A truck pulling a trailer piled high with lumber was traveling east, according to Hernando County Sheriff's office spokeswoman Donna Black. The trailer broke free and drifted into the opposite lane. Its hitch pierced the windshield of Vidal's Pontiac and struck her in the head.
Though Vidal's brain function ceased immediately, Torres said, doctors at St. Joseph's Hospital in Tampa kept her alive for two days until he was released from jail and gave permission to turn off her life support.
Her death seemed especially cruel, because she was so full of plans for her granddaughter.

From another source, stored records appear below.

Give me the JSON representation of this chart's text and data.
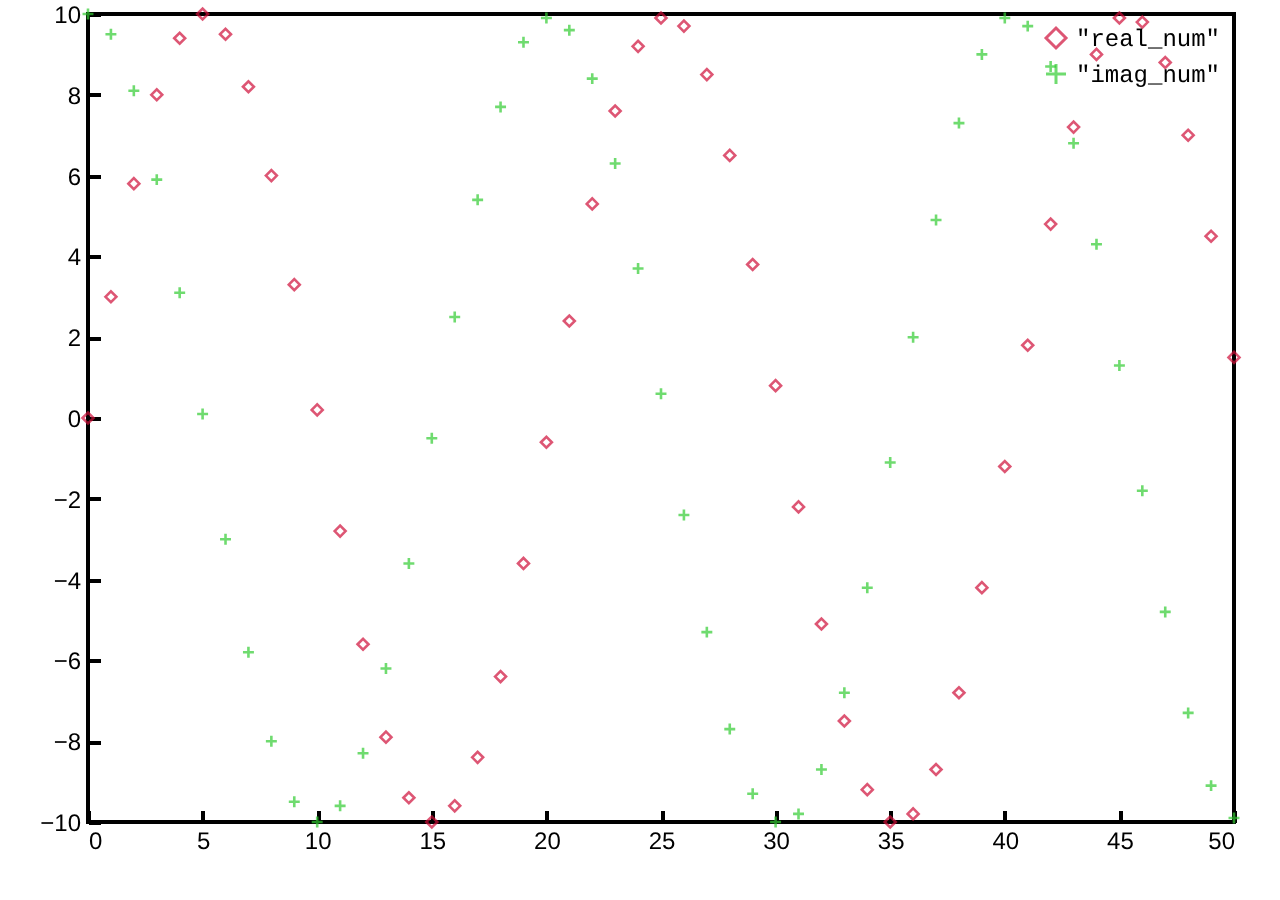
{
  "chart_data": {
    "type": "scatter",
    "x": [
      0,
      1,
      2,
      3,
      4,
      5,
      6,
      7,
      8,
      9,
      10,
      11,
      12,
      13,
      14,
      15,
      16,
      17,
      18,
      19,
      20,
      21,
      22,
      23,
      24,
      25,
      26,
      27,
      28,
      29,
      30,
      31,
      32,
      33,
      34,
      35,
      36,
      37,
      38,
      39,
      40,
      41,
      42,
      43,
      44,
      45,
      46,
      47,
      48,
      49,
      50
    ],
    "series": [
      {
        "name": "\"real_num\"",
        "color": "#d0103a",
        "marker": "diamond",
        "values": [
          0,
          3.0,
          5.8,
          8.0,
          9.4,
          10,
          9.5,
          8.2,
          6.0,
          3.3,
          0.2,
          -2.8,
          -5.6,
          -7.9,
          -9.4,
          -10,
          -9.6,
          -8.4,
          -6.4,
          -3.6,
          -0.6,
          2.4,
          5.3,
          7.6,
          9.2,
          9.9,
          9.7,
          8.5,
          6.5,
          3.8,
          0.8,
          -2.2,
          -5.1,
          -7.5,
          -9.2,
          -10,
          -9.8,
          -8.7,
          -6.8,
          -4.2,
          -1.2,
          1.8,
          4.8,
          7.2,
          9.0,
          9.9,
          9.8,
          8.8,
          7.0,
          4.5,
          1.5
        ]
      },
      {
        "name": "\"imag_num\"",
        "color": "#33cc33",
        "marker": "cross",
        "values": [
          10,
          9.5,
          8.1,
          5.9,
          3.1,
          0.1,
          -3.0,
          -5.8,
          -8.0,
          -9.5,
          -10,
          -9.6,
          -8.3,
          -6.2,
          -3.6,
          -0.5,
          2.5,
          5.4,
          7.7,
          9.3,
          9.9,
          9.6,
          8.4,
          6.3,
          3.7,
          0.6,
          -2.4,
          -5.3,
          -7.7,
          -9.3,
          -10,
          -9.8,
          -8.7,
          -6.8,
          -4.2,
          -1.1,
          2.0,
          4.9,
          7.3,
          9.0,
          9.9,
          9.7,
          8.7,
          6.8,
          4.3,
          1.3,
          -1.8,
          -4.8,
          -7.3,
          -9.1,
          -9.9
        ]
      }
    ],
    "xlim": [
      0,
      50
    ],
    "xticks": [
      0,
      5,
      10,
      15,
      20,
      25,
      30,
      35,
      40,
      45,
      50
    ],
    "ylim": [
      -10,
      10
    ],
    "yticks": [
      -10,
      -8,
      -6,
      -4,
      -2,
      0,
      2,
      4,
      6,
      8,
      10
    ],
    "legend": "top right"
  }
}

She dreamed of setting her up in a high chair in the kitchen and teaching her to cook, Torres said as he and Hall began to clean out his mother's home two weeks after her death. Pink onesies she had bought for Mariah hung in the closet. A basket of gift-wrapped outfits, baby blankets and a teddy bear rested on her bed.

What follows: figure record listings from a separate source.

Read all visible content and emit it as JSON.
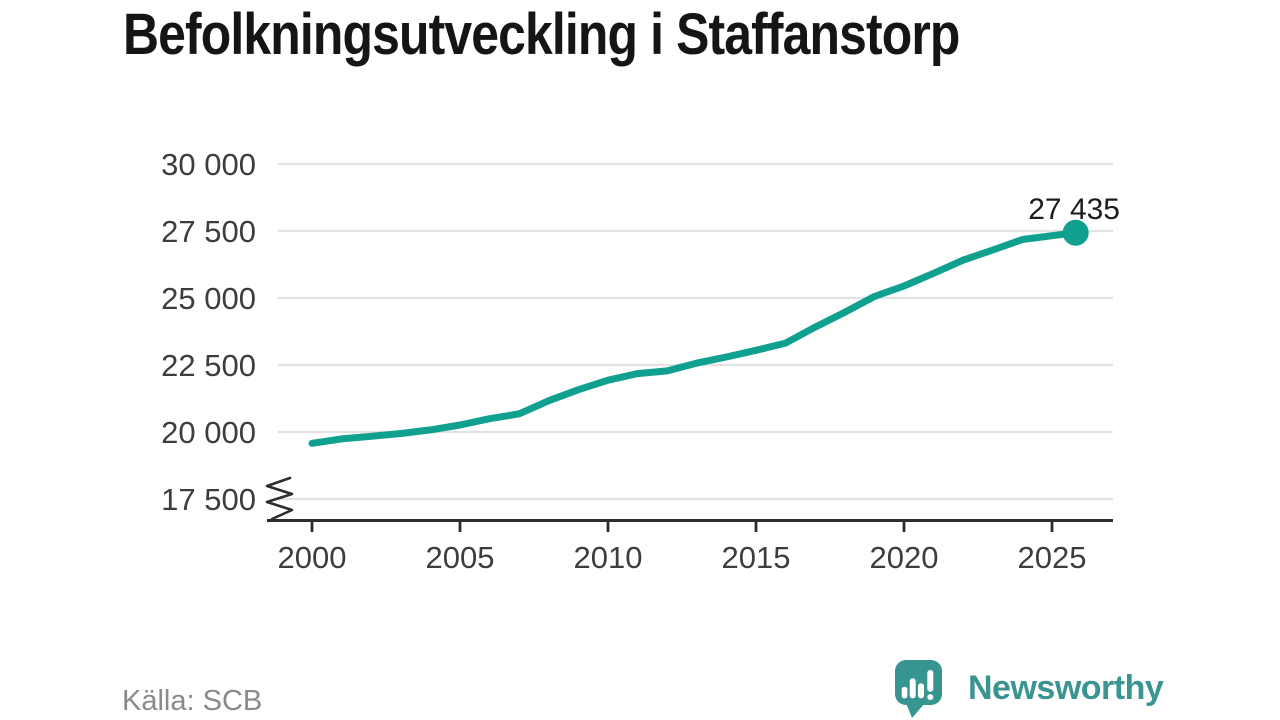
{
  "title": "Befolkningsutveckling i Staffanstorp",
  "footer": {
    "source": "Källa: SCB"
  },
  "brand": {
    "name": "Newsworthy",
    "icon": "newsworthy-speech-bubble-barchart-icon",
    "text_color": "#3a9492",
    "icon_color": "#37958f"
  },
  "colors": {
    "line": "#0fa08f",
    "marker": "#0fa08f",
    "grid": "#e2e2e2",
    "axis": "#2d2d2d",
    "tick_label": "#3d3d3d",
    "title_text": "#151515",
    "end_label": "#1c1c1c",
    "source_text": "#8a8a8a"
  },
  "chart_data": {
    "type": "line",
    "title": "Befolkningsutveckling i Staffanstorp",
    "x": [
      2000,
      2001,
      2002,
      2003,
      2004,
      2005,
      2006,
      2007,
      2008,
      2009,
      2010,
      2011,
      2012,
      2013,
      2014,
      2015,
      2016,
      2017,
      2018,
      2019,
      2020,
      2021,
      2022,
      2023,
      2024,
      2025.8
    ],
    "values": [
      19577,
      19741,
      19841,
      19945,
      20080,
      20262,
      20498,
      20680,
      21167,
      21580,
      21933,
      22178,
      22278,
      22572,
      22797,
      23048,
      23317,
      23913,
      24470,
      25057,
      25447,
      25921,
      26415,
      26792,
      27184,
      27435
    ],
    "last_point_label": "27 435",
    "yticks": [
      30000,
      27500,
      25000,
      22500,
      20000,
      17500
    ],
    "ytick_labels": [
      "30 000",
      "27 500",
      "25 000",
      "22 500",
      "20 000",
      "17 500"
    ],
    "xticks": [
      2000,
      2005,
      2010,
      2015,
      2020,
      2025
    ],
    "xtick_labels": [
      "2000",
      "2005",
      "2010",
      "2015",
      "2020",
      "2025"
    ],
    "ylim": [
      17500,
      30000
    ],
    "xlim": [
      2000,
      2027
    ],
    "grid": "horizontal",
    "y_axis_break": true,
    "legend": "none"
  }
}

"If you're looking for a justification, there is no justification because she was such a super person. She was an angel," Curatola said.
For consolation, Torres can only look at what she left behind, a legacy of love and strength. Torres will be a better father, he said, because he witnessed the way she cared for Mariah. He will survive her death because he saw his mother persevere after 9/11, never giving in to hate or losing hope.
"That's how I'm getting through this. ... I'm just following her example," he said. "Every day, I'm trying to do everything the way I think she would do it."